A microcontroller is a group of circuits that can function as a complete computer, storing a program of instructions and following the instructions.
Many companies in the United States, Japan, and Europe continue to sell dozens of varieties for device designers to choose from.
A typical and popular example is an AVR ATtiny. Originally developed in the 1990s, this product line is still being regularly produced and enhanced by a company in San Jose.
The picture above shows a standard plastic package containing one of these computers against a coin for size.
The eight "legs" are metal pins, through which the computer inside the package can send or receive electrical signals from the rest of the device in which it is embedded.
Traditional microcontrollers like the ATtiny are very low-capacity computers— they can only store short programs and remember very little information.

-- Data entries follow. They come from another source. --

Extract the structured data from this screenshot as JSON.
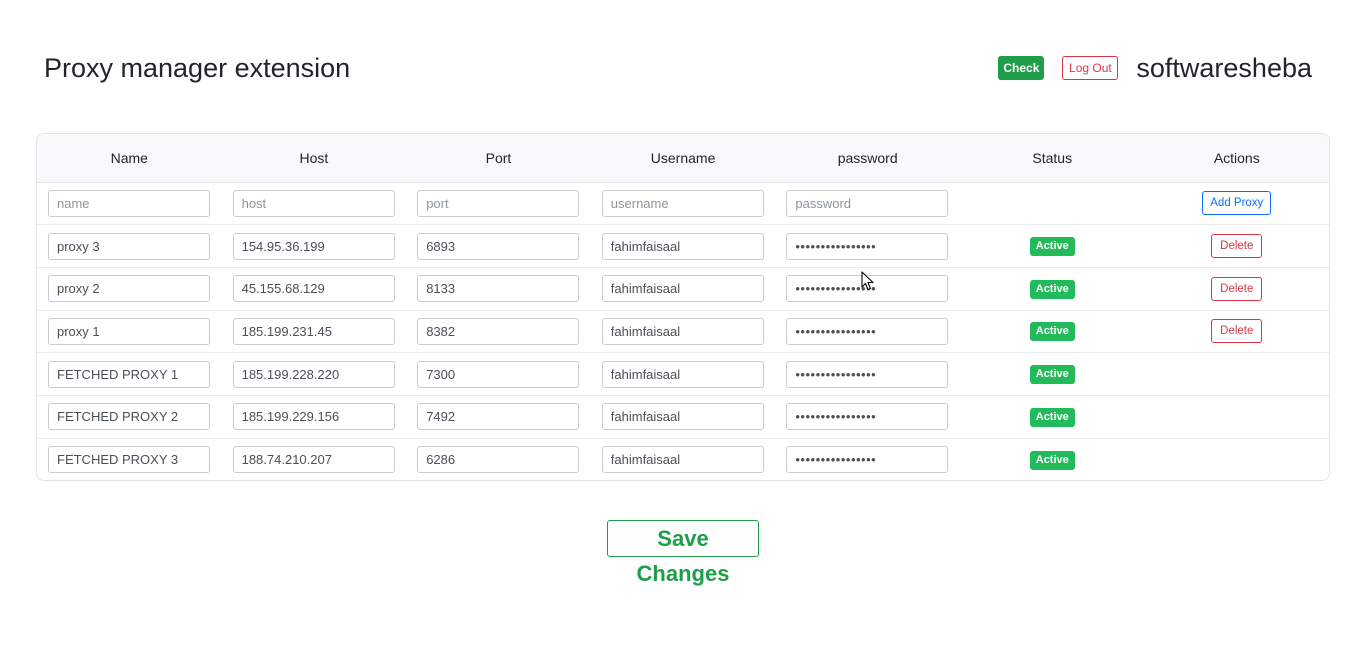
{
  "header": {
    "title": "Proxy manager extension",
    "check_label": "Check",
    "logout_label": "Log Out",
    "username": "softwaresheba"
  },
  "table": {
    "columns": [
      "Name",
      "Host",
      "Port",
      "Username",
      "password",
      "Status",
      "Actions"
    ],
    "new_row": {
      "name_placeholder": "name",
      "host_placeholder": "host",
      "port_placeholder": "port",
      "username_placeholder": "username",
      "password_placeholder": "password",
      "add_label": "Add Proxy"
    },
    "rows": [
      {
        "name": "proxy 3",
        "host": "154.95.36.199",
        "port": "6893",
        "username": "fahimfaisaal",
        "password": "••••••••••••••••",
        "status": "Active",
        "action": "Delete"
      },
      {
        "name": "proxy 2",
        "host": "45.155.68.129",
        "port": "8133",
        "username": "fahimfaisaal",
        "password": "••••••••••••••••",
        "status": "Active",
        "action": "Delete"
      },
      {
        "name": "proxy 1",
        "host": "185.199.231.45",
        "port": "8382",
        "username": "fahimfaisaal",
        "password": "••••••••••••••••",
        "status": "Active",
        "action": "Delete"
      },
      {
        "name": "FETCHED PROXY 1",
        "host": "185.199.228.220",
        "port": "7300",
        "username": "fahimfaisaal",
        "password": "••••••••••••••••",
        "status": "Active",
        "action": ""
      },
      {
        "name": "FETCHED PROXY 2",
        "host": "185.199.229.156",
        "port": "7492",
        "username": "fahimfaisaal",
        "password": "••••••••••••••••",
        "status": "Active",
        "action": ""
      },
      {
        "name": "FETCHED PROXY 3",
        "host": "188.74.210.207",
        "port": "6286",
        "username": "fahimfaisaal",
        "password": "••••••••••••••••",
        "status": "Active",
        "action": ""
      }
    ]
  },
  "save_label": "Save Changes",
  "colors": {
    "success": "#1e9e4b",
    "badge": "#22bb5b",
    "danger": "#dc3545",
    "primary": "#0d6efd"
  }
}
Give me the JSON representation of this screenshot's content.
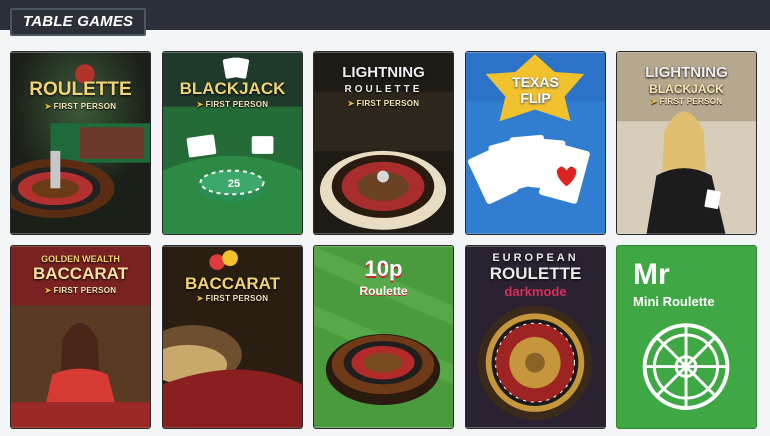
{
  "section": {
    "title": "TABLE GAMES"
  },
  "tiles": [
    {
      "title": "ROULETTE",
      "sub": "FIRST PERSON"
    },
    {
      "title": "BLACKJACK",
      "sub": "FIRST PERSON",
      "chip": "25"
    },
    {
      "title": "LIGHTNING",
      "line2": "ROULETTE",
      "sub": "FIRST PERSON"
    },
    {
      "title": "TEXAS",
      "line2": "FLIP"
    },
    {
      "title": "LIGHTNING",
      "line2": "BLACKJACK",
      "sub": "FIRST PERSON"
    },
    {
      "top": "GOLDEN WEALTH",
      "title": "BACCARAT",
      "sub": "FIRST PERSON"
    },
    {
      "title": "BACCARAT",
      "sub": "FIRST PERSON"
    },
    {
      "title": "10p",
      "line2": "Roulette"
    },
    {
      "top": "EUROPEAN",
      "title": "ROULETTE",
      "line2": "darkmode"
    },
    {
      "title": "Mr",
      "line2": "Mini Roulette"
    }
  ]
}
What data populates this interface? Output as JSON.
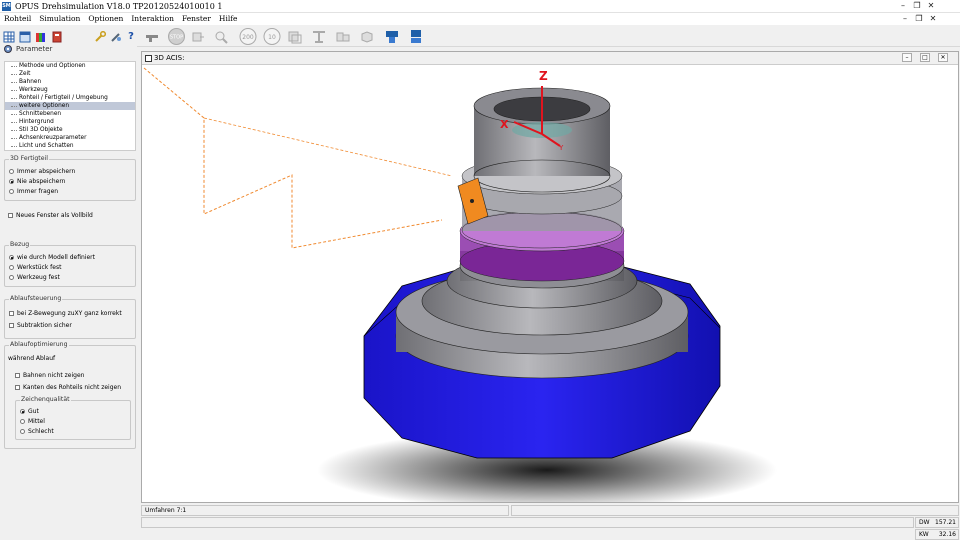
{
  "window": {
    "title": "OPUS Drehsimulation V18.0  TP20120524010010 1",
    "icon_label": "SM"
  },
  "menu": [
    "Rohteil",
    "Simulation",
    "Optionen",
    "Interaktion",
    "Fenster",
    "Hilfe"
  ],
  "toolbar": {
    "btn_stop": "STOP",
    "btn_200": "200",
    "btn_10": "10"
  },
  "sidebar": {
    "header": "Parameter",
    "tree": [
      "Methode und Optionen",
      "Zeit",
      "Bahnen",
      "Werkzeug",
      "Rohteil / Fertigteil / Umgebung",
      "weitere Optionen",
      "Schnittebenen",
      "Hintergrund",
      "Stil 3D Objekte",
      "Achsenkreuzparameter",
      "Licht und Schatten"
    ],
    "selected_index": 5,
    "fertigteil": {
      "title": "3D Fertigteil",
      "opts": [
        "Immer abspeichern",
        "Nie abspeichern",
        "Immer fragen"
      ],
      "selected": 1
    },
    "vollbild": "Neues Fenster als Vollbild",
    "bezug": {
      "title": "Bezug",
      "opts": [
        "wie durch Modell definiert",
        "Werkstück fest",
        "Werkzeug fest"
      ],
      "selected": 0
    },
    "ablaufsteuerung": {
      "title": "Ablaufsteuerung",
      "opts": [
        "bei Z-Bewegung zuXY ganz korrekt",
        "Subtraktion sicher"
      ]
    },
    "ablaufoptimierung": {
      "title": "Ablaufoptimierung",
      "sub": "während Ablauf",
      "opts": [
        "Bahnen nicht zeigen",
        "Kanten des Rohteils nicht zeigen"
      ]
    },
    "zeichenqualitaet": {
      "title": "Zeichenqualität",
      "opts": [
        "Gut",
        "Mittel",
        "Schlecht"
      ],
      "selected": 0
    }
  },
  "viewport": {
    "title": "3D ACIS:",
    "axis_labels": [
      "Z",
      "X",
      "Y"
    ]
  },
  "status": {
    "left": "Umfahren 7:1",
    "dw_label": "DW",
    "dw_value": "157.21",
    "kw_label": "KW",
    "kw_value": "32.16"
  },
  "colors": {
    "base": "#1a14d8",
    "gray": "#8a8a8a",
    "purple": "#9b2fb8",
    "orange": "#e67e22",
    "axis": "#e0141e"
  }
}
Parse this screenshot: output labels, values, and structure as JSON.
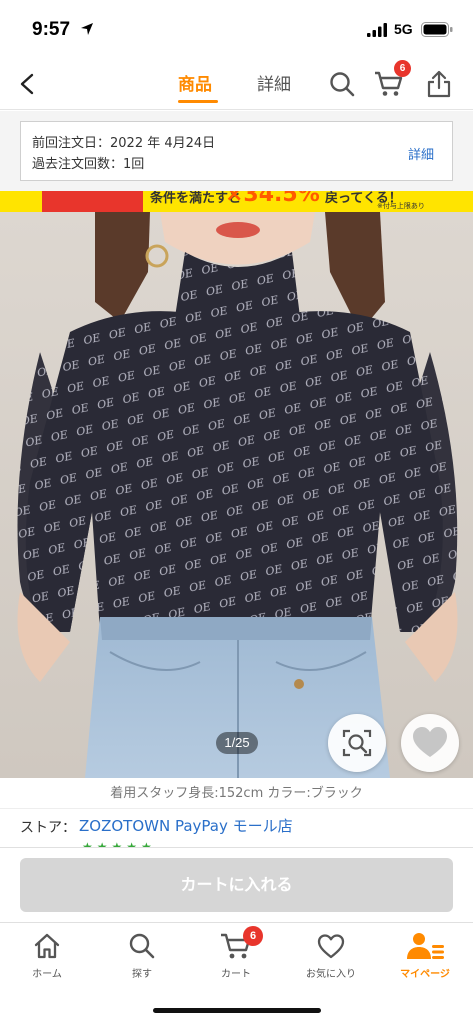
{
  "status_bar": {
    "time": "9:57",
    "network": "5G",
    "battery_icon": "battery-icon"
  },
  "nav": {
    "tabs": [
      {
        "label": "商品",
        "active": true
      },
      {
        "label": "詳細",
        "active": false
      }
    ],
    "cart_count": "6",
    "accent_color": "#ff8a00"
  },
  "order_info": {
    "last_order_label": "前回注文日：2022 年 4月24日",
    "past_orders_label": "過去注文回数：1回",
    "detail_link": "詳細"
  },
  "banner": {
    "text": "条件を満たすと",
    "highlight": "×34.5%",
    "tail": "戻ってくる！",
    "note": "※付与上限あり"
  },
  "product": {
    "image_counter": "1/25",
    "staff_caption": "着用スタッフ身長:152cm カラー:ブラック",
    "store_label": "ストア：",
    "store_name": "ZOZOTOWN PayPay モール店",
    "rating_stars": "★★★★★"
  },
  "actions": {
    "add_to_cart": "カートに入れる"
  },
  "tab_bar": {
    "items": [
      {
        "label": "ホーム",
        "icon": "home-icon"
      },
      {
        "label": "探す",
        "icon": "search-icon"
      },
      {
        "label": "カート",
        "icon": "cart-icon",
        "badge": "6"
      },
      {
        "label": "お気に入り",
        "icon": "heart-icon"
      },
      {
        "label": "マイページ",
        "icon": "person-icon",
        "active": true
      }
    ]
  }
}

They are referred to as "8-bit" computers in the jargon.
Miniaturization over the decades has squeezed far more powerful computers into packages of this size. These new computers have much more memory and can process instructions at a much higher speed.
For example, the computer in your phone is almost as small, but has the computing capability of hundreds of thousands of ATtinys.
And yet, the older, humbler models still remain in great demand. Last year alone, vendors sold over 7 billion 8-bit microcontrollers— far more than the newer, more powerful models.
Why haven't they been replaced by their descendants?
Well, for one, the 8-bit models are cheaper. The coin in the picture above could nearly pay for the computer.
But there's a much more important reason.
Why do some ancient species like dragonflies continue to thrive today? Because they have found a unique niche in the ecosystem.
Similarly, 8-bit microcontrollers have a niche, too: low-power applications.
A device that has to depend on battery power, for example a smoke detector, must make it last.
And this is where the 8-bit microcontroller shines.
Unlike the newer, faster computers, the 8-bit doesn't use much electricity to begin with. Plus, it has special features to reduce power consumption.
An ATtiny has the ability to just sit there, waiting for an external signal, without processing any instructions. In such a "stand-by" mode, it uses almost no electrical power.
"They also serve who only stand and wait."
— When I Consider How My Light Is Spent, sonnet by John Milton, 1673.
For example, a weather monitor placed at a remote location might need to take a temperature reading only a few times a day. A computer like the ATtiny can wake up on a timer, record the temperature, and then go back to sleep. A device designed with an ATtiny could run for months, even years, on a single AA-size battery.
That explains why the 8-bit computers are still around.
As an engineer, I find it satisfying to design a device that uses only as much energy as it needs and no more. Happily, the economics also encourages frugality. High-tech does not have to mean wasteful.